Non esiste alcuna sacralità culturale, né uno “ius culturae” calato da chissà quale cielo. La “diversità culturale” è generalmente un bene: ma come tutti i beni ha bisogno di limitazioni e di regole razionali. Per quanto mi riguarda il rispetto per una “cultura” non può essere automatico, né dato a priori, ma se e solo se una valutazione razionale (a posteriori) mi consente un certo grado di apprezzamento. Per non parlare delle acrobazie logiche ed etiche che si stendono a lenzuolate dietro il vuoto assiologico dei nostri tempi e della nostra “cultura”.

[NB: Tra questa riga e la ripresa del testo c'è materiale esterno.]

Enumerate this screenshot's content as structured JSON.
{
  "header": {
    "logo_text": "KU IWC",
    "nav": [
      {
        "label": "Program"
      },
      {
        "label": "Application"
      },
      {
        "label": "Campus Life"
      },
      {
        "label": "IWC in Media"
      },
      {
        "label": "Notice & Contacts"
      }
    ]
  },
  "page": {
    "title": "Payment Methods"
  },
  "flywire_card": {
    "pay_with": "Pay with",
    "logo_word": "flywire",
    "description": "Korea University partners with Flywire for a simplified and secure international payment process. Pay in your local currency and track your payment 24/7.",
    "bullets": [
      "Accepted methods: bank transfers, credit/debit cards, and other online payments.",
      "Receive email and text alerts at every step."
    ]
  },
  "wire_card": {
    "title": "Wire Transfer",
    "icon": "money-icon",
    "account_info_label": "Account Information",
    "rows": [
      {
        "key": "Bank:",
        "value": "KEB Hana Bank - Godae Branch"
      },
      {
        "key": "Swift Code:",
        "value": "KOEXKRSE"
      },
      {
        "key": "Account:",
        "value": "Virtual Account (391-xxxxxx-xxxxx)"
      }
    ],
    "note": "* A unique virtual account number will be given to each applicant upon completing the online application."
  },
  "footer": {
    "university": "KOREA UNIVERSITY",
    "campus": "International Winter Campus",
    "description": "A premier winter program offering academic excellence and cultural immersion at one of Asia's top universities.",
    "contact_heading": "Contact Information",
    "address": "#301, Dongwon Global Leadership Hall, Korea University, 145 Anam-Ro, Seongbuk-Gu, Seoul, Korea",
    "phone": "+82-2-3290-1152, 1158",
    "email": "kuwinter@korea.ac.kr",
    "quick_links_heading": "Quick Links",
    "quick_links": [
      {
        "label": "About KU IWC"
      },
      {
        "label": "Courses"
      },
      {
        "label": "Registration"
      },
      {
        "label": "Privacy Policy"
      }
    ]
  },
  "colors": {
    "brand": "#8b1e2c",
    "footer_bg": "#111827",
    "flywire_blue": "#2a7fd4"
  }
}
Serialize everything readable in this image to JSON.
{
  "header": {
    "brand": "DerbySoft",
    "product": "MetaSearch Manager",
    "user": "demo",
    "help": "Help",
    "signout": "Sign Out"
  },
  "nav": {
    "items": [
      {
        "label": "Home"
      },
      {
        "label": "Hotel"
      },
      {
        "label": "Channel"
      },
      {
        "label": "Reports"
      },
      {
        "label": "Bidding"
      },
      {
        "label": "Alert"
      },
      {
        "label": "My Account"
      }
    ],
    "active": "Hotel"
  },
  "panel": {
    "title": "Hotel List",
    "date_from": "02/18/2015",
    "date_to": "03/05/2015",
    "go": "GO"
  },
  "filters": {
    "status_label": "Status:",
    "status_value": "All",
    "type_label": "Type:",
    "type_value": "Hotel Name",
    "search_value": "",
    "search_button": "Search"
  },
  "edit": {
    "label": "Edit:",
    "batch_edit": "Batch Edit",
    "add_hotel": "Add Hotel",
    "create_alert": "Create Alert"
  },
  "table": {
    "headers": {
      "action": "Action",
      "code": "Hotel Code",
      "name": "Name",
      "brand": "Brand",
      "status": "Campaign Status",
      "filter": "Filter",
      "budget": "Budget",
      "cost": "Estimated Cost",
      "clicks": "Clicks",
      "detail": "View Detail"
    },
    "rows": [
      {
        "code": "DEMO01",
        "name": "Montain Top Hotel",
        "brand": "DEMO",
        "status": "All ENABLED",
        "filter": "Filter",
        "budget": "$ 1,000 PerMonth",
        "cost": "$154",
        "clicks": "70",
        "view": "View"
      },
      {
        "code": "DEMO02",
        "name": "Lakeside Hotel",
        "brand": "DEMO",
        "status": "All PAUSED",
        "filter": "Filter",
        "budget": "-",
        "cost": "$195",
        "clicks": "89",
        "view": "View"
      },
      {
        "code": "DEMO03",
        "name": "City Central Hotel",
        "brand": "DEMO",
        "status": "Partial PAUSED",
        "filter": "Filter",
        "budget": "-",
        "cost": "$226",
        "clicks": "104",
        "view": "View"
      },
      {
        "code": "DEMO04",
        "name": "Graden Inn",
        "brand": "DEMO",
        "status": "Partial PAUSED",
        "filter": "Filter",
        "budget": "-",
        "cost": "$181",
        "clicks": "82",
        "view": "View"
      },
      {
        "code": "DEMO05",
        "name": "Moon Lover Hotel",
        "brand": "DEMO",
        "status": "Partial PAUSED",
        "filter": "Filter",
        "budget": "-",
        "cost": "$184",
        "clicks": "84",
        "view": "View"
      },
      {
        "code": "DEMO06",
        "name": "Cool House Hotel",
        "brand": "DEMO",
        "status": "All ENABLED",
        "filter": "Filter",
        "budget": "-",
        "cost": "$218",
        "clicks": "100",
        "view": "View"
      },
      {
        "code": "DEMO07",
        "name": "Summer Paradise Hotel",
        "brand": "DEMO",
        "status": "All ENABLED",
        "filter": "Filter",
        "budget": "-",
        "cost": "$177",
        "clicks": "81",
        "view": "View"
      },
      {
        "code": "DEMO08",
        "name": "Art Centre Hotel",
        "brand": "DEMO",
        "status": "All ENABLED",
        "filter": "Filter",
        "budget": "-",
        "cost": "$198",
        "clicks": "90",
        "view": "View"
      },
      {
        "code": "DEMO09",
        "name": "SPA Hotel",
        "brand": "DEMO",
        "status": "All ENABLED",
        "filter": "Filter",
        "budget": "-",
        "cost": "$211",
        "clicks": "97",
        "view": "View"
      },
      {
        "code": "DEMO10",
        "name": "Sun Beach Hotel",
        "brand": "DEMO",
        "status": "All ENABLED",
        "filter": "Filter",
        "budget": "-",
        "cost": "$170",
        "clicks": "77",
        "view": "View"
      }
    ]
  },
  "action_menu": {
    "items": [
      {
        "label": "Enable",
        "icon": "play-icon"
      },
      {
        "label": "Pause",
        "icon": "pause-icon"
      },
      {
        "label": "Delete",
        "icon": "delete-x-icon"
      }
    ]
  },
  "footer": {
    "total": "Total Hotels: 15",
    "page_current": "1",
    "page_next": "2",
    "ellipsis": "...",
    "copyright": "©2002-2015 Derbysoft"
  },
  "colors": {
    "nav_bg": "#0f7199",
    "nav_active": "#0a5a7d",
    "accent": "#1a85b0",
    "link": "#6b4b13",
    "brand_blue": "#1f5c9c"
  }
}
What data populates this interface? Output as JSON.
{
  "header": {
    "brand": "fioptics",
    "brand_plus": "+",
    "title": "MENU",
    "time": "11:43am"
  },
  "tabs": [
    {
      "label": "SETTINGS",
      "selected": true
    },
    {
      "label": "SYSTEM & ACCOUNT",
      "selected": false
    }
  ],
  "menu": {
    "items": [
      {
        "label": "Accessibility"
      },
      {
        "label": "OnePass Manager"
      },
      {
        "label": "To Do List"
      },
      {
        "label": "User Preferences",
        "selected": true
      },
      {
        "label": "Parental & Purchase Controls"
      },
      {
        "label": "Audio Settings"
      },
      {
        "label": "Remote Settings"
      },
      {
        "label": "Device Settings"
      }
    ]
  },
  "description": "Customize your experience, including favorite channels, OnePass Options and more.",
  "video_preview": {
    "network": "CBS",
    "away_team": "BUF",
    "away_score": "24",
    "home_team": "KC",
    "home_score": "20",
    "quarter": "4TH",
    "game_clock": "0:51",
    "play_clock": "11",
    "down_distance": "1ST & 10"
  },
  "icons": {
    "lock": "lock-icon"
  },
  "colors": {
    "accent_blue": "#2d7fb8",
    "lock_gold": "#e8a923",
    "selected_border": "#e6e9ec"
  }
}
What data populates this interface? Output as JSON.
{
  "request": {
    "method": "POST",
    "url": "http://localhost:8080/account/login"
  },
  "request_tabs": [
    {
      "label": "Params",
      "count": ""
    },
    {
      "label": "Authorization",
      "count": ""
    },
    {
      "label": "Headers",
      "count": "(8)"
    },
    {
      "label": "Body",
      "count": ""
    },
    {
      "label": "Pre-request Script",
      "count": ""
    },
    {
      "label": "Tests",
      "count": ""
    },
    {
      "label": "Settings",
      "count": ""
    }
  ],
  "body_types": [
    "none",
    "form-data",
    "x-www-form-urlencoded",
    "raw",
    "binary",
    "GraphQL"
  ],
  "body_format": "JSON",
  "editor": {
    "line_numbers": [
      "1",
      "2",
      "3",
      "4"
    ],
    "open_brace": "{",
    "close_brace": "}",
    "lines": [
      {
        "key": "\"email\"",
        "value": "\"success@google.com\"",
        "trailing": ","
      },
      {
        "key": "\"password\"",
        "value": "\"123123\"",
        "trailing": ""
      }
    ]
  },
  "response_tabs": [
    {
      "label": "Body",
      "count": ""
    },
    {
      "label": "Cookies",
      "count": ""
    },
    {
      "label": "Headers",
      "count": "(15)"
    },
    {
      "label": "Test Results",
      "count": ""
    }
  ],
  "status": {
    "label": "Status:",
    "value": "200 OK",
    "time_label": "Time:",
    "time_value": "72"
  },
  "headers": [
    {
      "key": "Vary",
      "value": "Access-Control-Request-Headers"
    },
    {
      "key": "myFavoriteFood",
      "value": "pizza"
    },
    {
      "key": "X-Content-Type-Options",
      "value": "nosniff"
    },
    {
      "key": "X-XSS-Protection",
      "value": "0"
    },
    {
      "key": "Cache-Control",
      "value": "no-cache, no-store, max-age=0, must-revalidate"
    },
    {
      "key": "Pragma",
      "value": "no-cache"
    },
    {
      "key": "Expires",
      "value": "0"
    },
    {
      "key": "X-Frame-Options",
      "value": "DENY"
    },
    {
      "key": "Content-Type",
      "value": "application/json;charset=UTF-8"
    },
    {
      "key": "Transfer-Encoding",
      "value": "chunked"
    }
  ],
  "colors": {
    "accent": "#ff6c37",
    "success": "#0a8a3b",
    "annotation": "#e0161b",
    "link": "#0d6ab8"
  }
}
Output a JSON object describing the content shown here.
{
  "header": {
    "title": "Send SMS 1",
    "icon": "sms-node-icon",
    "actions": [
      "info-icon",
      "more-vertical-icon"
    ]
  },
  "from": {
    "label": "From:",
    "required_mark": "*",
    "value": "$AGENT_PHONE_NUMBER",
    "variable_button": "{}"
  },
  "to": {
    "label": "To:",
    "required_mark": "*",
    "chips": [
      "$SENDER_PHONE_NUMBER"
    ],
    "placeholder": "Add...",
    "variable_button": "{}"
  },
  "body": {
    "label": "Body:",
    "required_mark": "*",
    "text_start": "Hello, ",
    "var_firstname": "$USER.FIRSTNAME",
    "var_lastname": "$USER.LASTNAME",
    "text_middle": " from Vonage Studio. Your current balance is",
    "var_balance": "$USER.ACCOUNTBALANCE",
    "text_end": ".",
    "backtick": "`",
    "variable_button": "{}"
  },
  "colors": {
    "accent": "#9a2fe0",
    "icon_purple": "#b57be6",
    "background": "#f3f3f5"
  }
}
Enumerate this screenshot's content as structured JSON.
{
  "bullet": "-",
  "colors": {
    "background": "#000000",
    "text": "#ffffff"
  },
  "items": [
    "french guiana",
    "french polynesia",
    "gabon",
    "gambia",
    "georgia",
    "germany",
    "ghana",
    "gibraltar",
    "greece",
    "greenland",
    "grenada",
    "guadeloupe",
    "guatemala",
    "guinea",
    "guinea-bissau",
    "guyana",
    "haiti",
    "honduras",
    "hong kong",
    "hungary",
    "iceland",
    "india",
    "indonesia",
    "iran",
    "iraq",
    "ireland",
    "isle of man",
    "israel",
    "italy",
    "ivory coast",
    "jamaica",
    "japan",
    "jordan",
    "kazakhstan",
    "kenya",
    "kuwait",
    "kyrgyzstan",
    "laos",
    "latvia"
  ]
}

Ottime, a questo proposito, le parole di Eugenia Roccella:

“I nostri servizi sociali e i tribunali dei minori hanno preso l’abitudine di togliere i figli alle famiglie italiane, e in particolare alle mamme, con notevole facilità. Dicono di farlo per “il miglior interesse” del bambino. Ma nessuno ha pensato al “migliore interesse” di Saman Abbas, la ragazza pakistana che quasi sicuramente è stata uccisa perché rifiutava un matrimonio combinato. Nessuno ha pensato a proteggere la sua vita e la sua libertà. Quando si tratta di famiglie immigrate scatta l’autocensura e il “rispetto” per la diversità culturale, come se l’oppressione nei confronti delle donne, le violenze e le costrizioni a cui sono sottoposte, potessero essere guardate con rispetto. Perché i servizi sociali non mettono in atto una sorveglianza specifica nei confronti di famiglie che appartengono a culture in cui le donne sono tenute in condizione di subalternità? Perché nessuno ha difeso la volontà di Saman di continuare ad andare a scuola? Cosa si intende quando si parla di “ius culturae”, se non siamo capaci nemmeno di far rispettare la cultura della parità tra uomo e donna, pur avendo gli strumenti per farlo?”